I looked again at the pots of by now going over dwarf tulips that should have been orange, and even in their faded state they were definitely pink and not orange. I have a theory, which is that I was sent 'Little Beauty' instead of 'Little Princess'. I have grown 'Little Beauty' in the past, and there are still a few scattered survivors around the gravel. The flowers are dark pink or pale red, according to how you look at these things, with a dark blue centre, and I reckon that somewhere along the supply chain somebody read the words 'tulip little' and then didn't register any further. I like 'Little Beauty' so it isn't a problem per se, except that it is nice to be sent what you asked for.
The best value dwarf tulips in the gravel have to be tulipa bakeri 'Lilac Wonder' which are naturalising themselves so that I now have more than I planted. They wander around the fringes of some lavender bushes and a Euphorbia x pasteurii that is getting quite large, and are happy unless completely overshadowed by shrubs. Tomorrow I shall plant my four little pots of the rare and precious Tulipa sprengeri, three bulbs bought at vast expense (from the chap who sold me the rogue princesses so let's hope they are the real deal) and a clump very kindly dug up for me by the couple whose garden I visited last autumn with the garden club. T. sprengeri flowers late, for a tulip, in a vivid shade of red, and will naturalise if happy. I should very much like to have them spreading freely in the turning circle. They are extremely pretty, and in the wonderful world of garden one-upmanship you get bonus points for growing them. Or at least, you used to. Perhaps the oneuppers have moved on to a new target by now, just as growing the dahlia 'Bishop of Llandaff' no longer carries the kudos it did two or three decades ago.

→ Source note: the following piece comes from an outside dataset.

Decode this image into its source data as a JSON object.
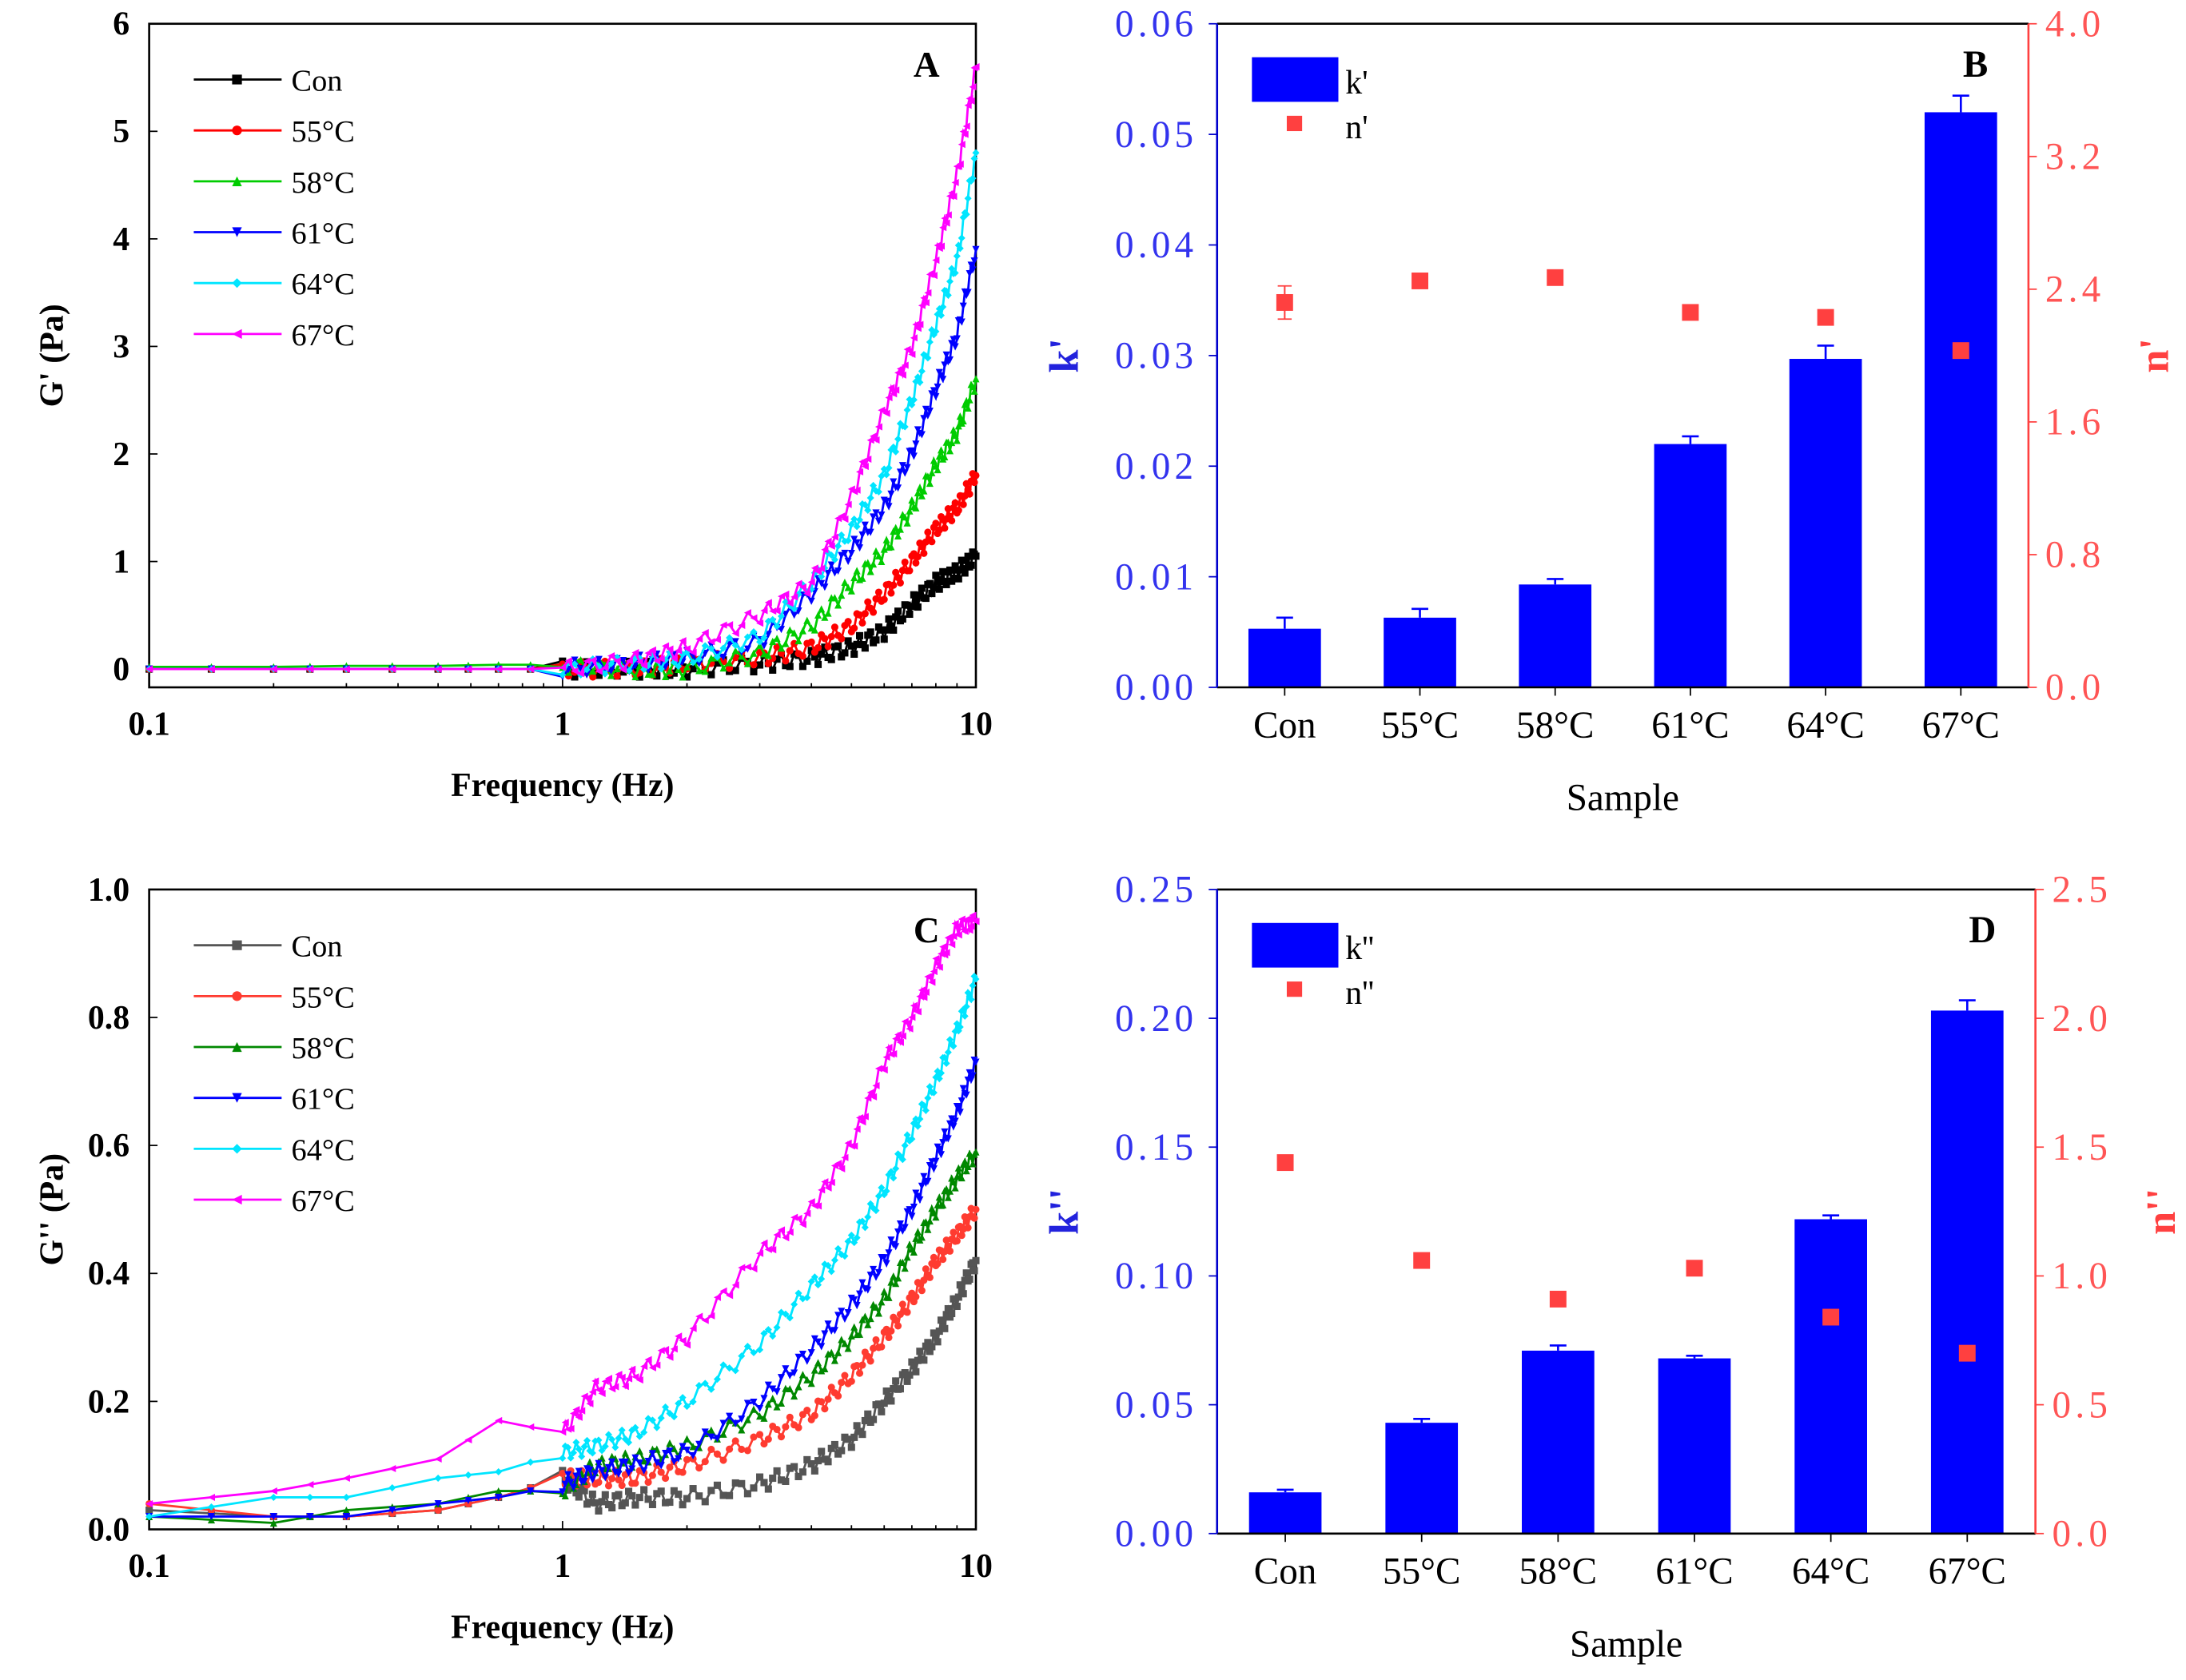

Meanwhile, I fed the pots of dahlias in the greenhouse, and the potted box by the pond, and the rows of Dianthus on the terrace (or patio), and gave the merest dusting of food to the pots of alpines, since the garden club lecturer said they did not need much nourishment, coming from such rocky and inhospitable places, but in a pot I thought they might want something. I fed the pans of Sempervivum and Sedum on the wall along the front of the terrace, trying to pull the rosettes of leaves carefully apart so that the fertiliser landed on the compost instead of lodging on the leaves. I fed the little collection of shade lovers in pots in the dark corner outside the conservatory. I still could not bring myself to sprinkle whole pellets of Vitax Q4 on the smaller pots and laboriously crushed them with the pestle and mortar I have liberated from the kitchen for the duration, while cursing whoever decided to offer amateur gardeners the wretched supposedly easy-to-use pellets instead of good old-fashioned granules.
I also tidied the front corner of the garage where I keep my gardening tools. It felt like a slightly bizarre priority, if not a displacement activity, when there were plenty of actual gardening jobs to be getting on with, but I was getting fed up with not being able to find things when I wanted them, and although the Systems Administrator didn't grumble about it I'm pretty sure he was fed up with having to scoop the mess out of the way every time he needed to get the lawnmower out. I found all sorts of useful things, my second pair of swivel handled secateurs I haven't seen for ages, an entire bucket's worth of gloves that didn't have any obvious holes in them, two unopened packets of Rootgrow, and a spare lump hammer that the SA would like back for the workshop. I like things to be tidy, it's just getting them that way that eludes me so much of the time.
No rain is forecast. The house is unbelievably grubby because I have been saving the cleaning for a wet day, but sometime soon I am going to have to declare it an honorary wet day even if it's dry and devote myself to housework. I am not alone in this. Most keen gardeners will admit that their houses are cleaner and tidier and they finally get on top of the ironing when there's a run of wet or freezing weather.